JACKSONVILLE, Fla.— Readers of this column know this space is usually reserved for visiting with band members, interviewing student fans of the opposing team, tracking down bowl officials, highlighting celebrity appearances and writing about people with funny hats or goofy signs.

Today, to wrap up the season, we’re taking you behind the scenes — to the press box. I often have people ask me what it’s like in a press box, and if they can accompany me. (It’s amazing how many qualified notepad-toting professionals exist.)

The scene in here is different than out there. No crazed, shirtless, potbellied men. (I said shirtless). No corncob hats. And please, no cheering. It’s a rule. I don’t care if you’re from the Clemson Radio Network. You’ve got your own little booth to hoot and holler and pound tables. Now go there.

We curmudgeon scribes are most concerned with topped-off Coke cups, ample elbow room, a roster and (cross your fingers) a steady wireless Internet connection. Problems with any of the aforementioned could set a bad tone. It might elicit a short verbal tirade.

For the Journal Star crew, covering a game means writing during the game, communicating about who’s writing what, who’s interviewing who, and who can declare the first game ball.

At one point Thursday, there were, oh, seven different game balls solidified. Then the second quarter started …

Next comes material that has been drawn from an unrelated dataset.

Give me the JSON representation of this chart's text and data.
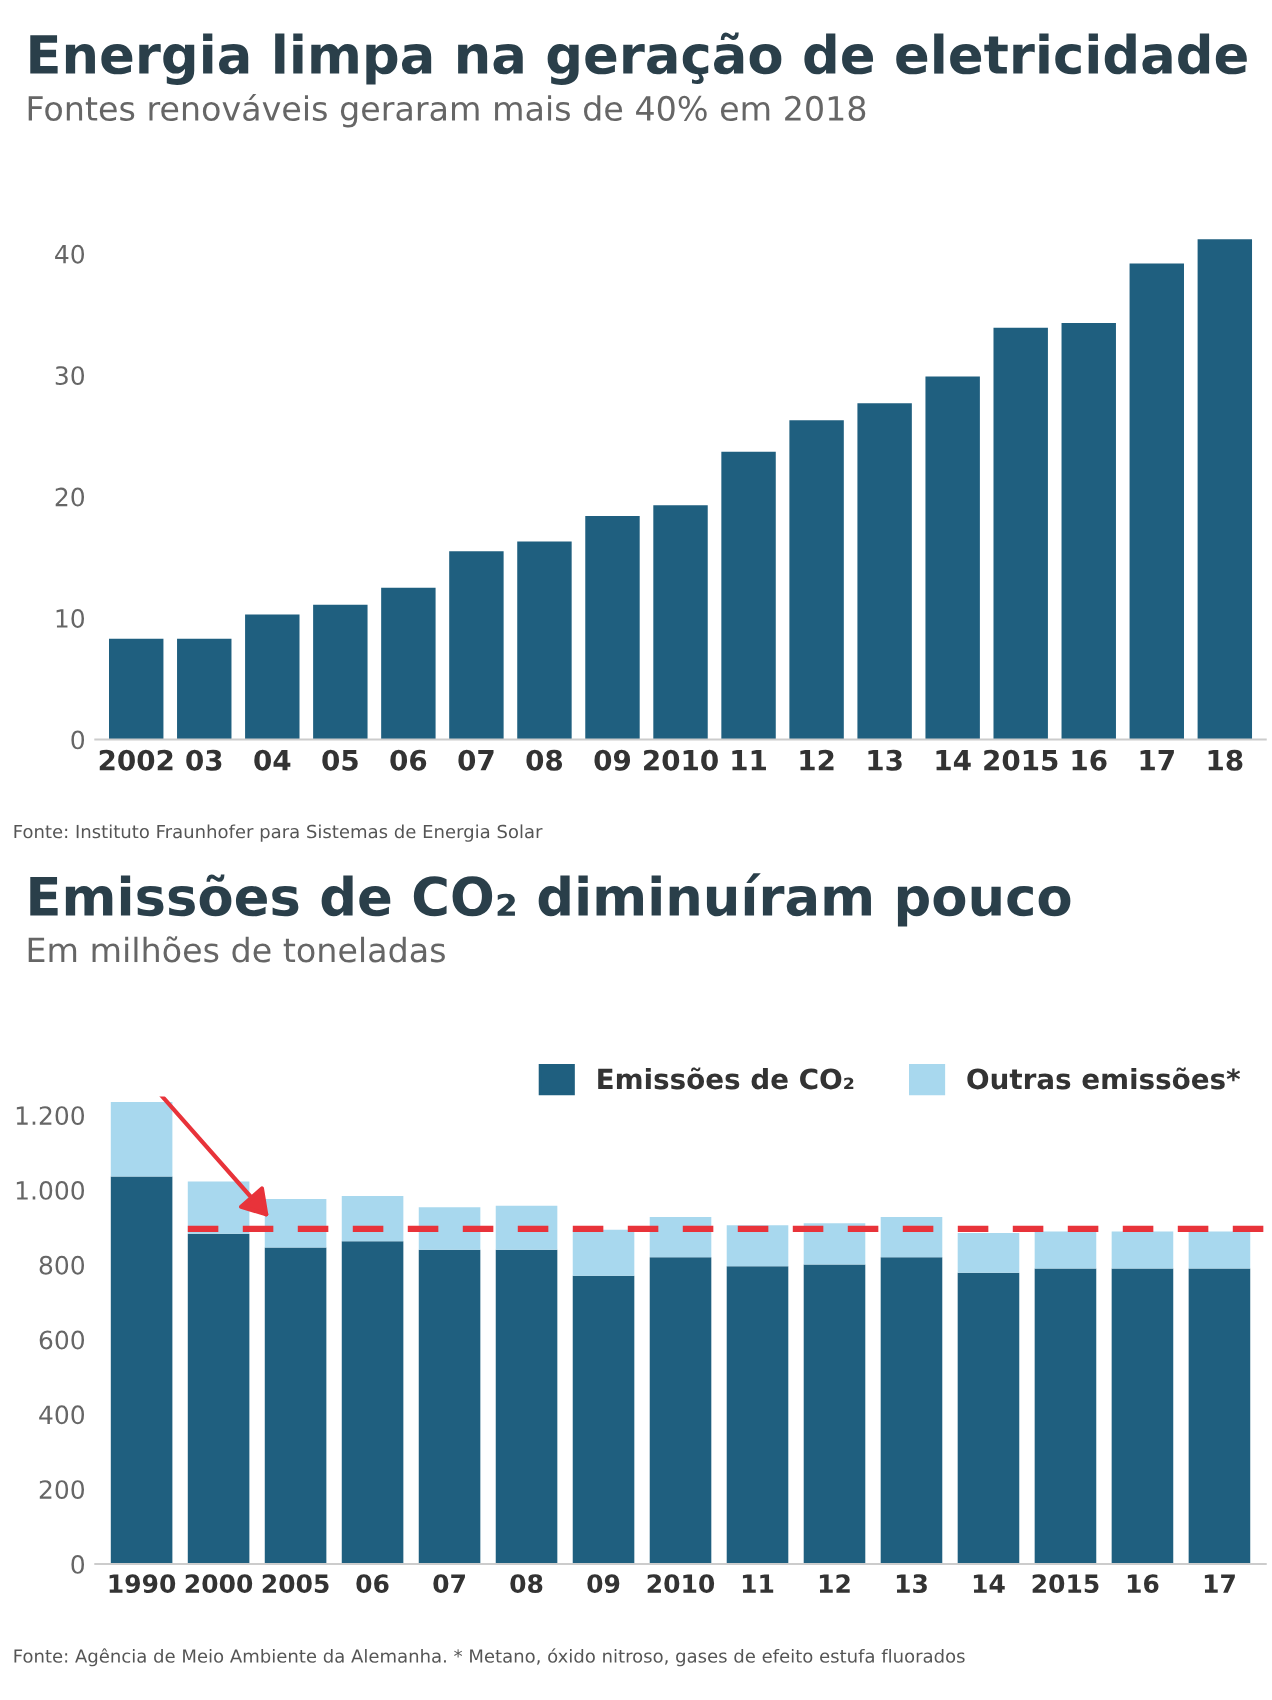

We don’t cheer, but we comment on plays. For example, Steven Sipple declared Ndamukong Suh was playing like Rich Glover. (Sipple admits he’s prone to a little hyperbole now and then).

We change our minds. That story you see on Page 3D of the Husker Extra section? It was going to be about Ty Steinkuhler … then about Joe Ganz … then about Roy Helu … then about Ganz … then about Suh … then about Quentin Castille, when he broke a 58-yard run. (It’s a hard decision, especially when interview requests are to be submitted by the end of the third quarter.)

We’re informed by Nebraska media relations folk, who sit behind us on game days, that Castille’s run was tied for the longest from scrimmage by a Husker this season. We quiz each other on who had the other long run.

“Was it from Roy Helu against Oklahoma in the fourth quarter?” I ask.

“I don’t know,” Sipple said. “I didn’t see the fourth quarter.”

With good reason. For late-night games, like OU, you miss game action (particularly in blowouts) when you’re pounding away, trying to send a story by game’s end.

Text messaging has also become popular. Friends and family will text us with their thoughts on the game, or ask us questions about stats, or ask our opinions about play calls. I received only 22 messages during the Gator Bowl. (And, yes, I’m at the game. Thanks for asking.)

The text message of the day Thursday came from Brian Christopherson’s little brother, who wrote, “Maybe they were wrong about us” during Nebraska’s comeback. Movie lines are popular with the Christopherson brothers … anybody know the origin of that movie line?

The most notable text messages on my phone included: “You can quote me in the paper tomorrow by saying I was the one who let the world know clemson could only score on our turnovers…”  and “My dad just called and said u picked clemson in the paper. R u nuts?”

(Yes, I am, but that’s because my hotel oversold rooms and sent me halfway to Orlando to spend the night. Seriously, how do you oversell a room?)

Postgame press boxes are quiet. Very quiet, except for the occasional “Not now, honey, I’m on deadline” phone call, or writers from the same paper quizzing each other, “Did you use that Suh quote?” “Have you sent your game ball?” and “Let’s go. Are you done yet?”

Almost …

Going deep

* When I set the DVR to record the Gator Bowl, I noticed the time slot was scheduled for 4 hours. I scoffed, not realizing network officials had already planned on taking a timeout after every stinking possession.

* The movie line above is from “Hoosiers,” when Hickory was playing in the title game, and losing early.

* A shoutout to the 2008 seniors, who’ve gone through some trying times but were able to walk away with smiles. Said Tyler Wortman of this season: “I had a blast. There were times, in the past, I mean, where I didn’t know what was going to happen. This is my payoff year, by far.”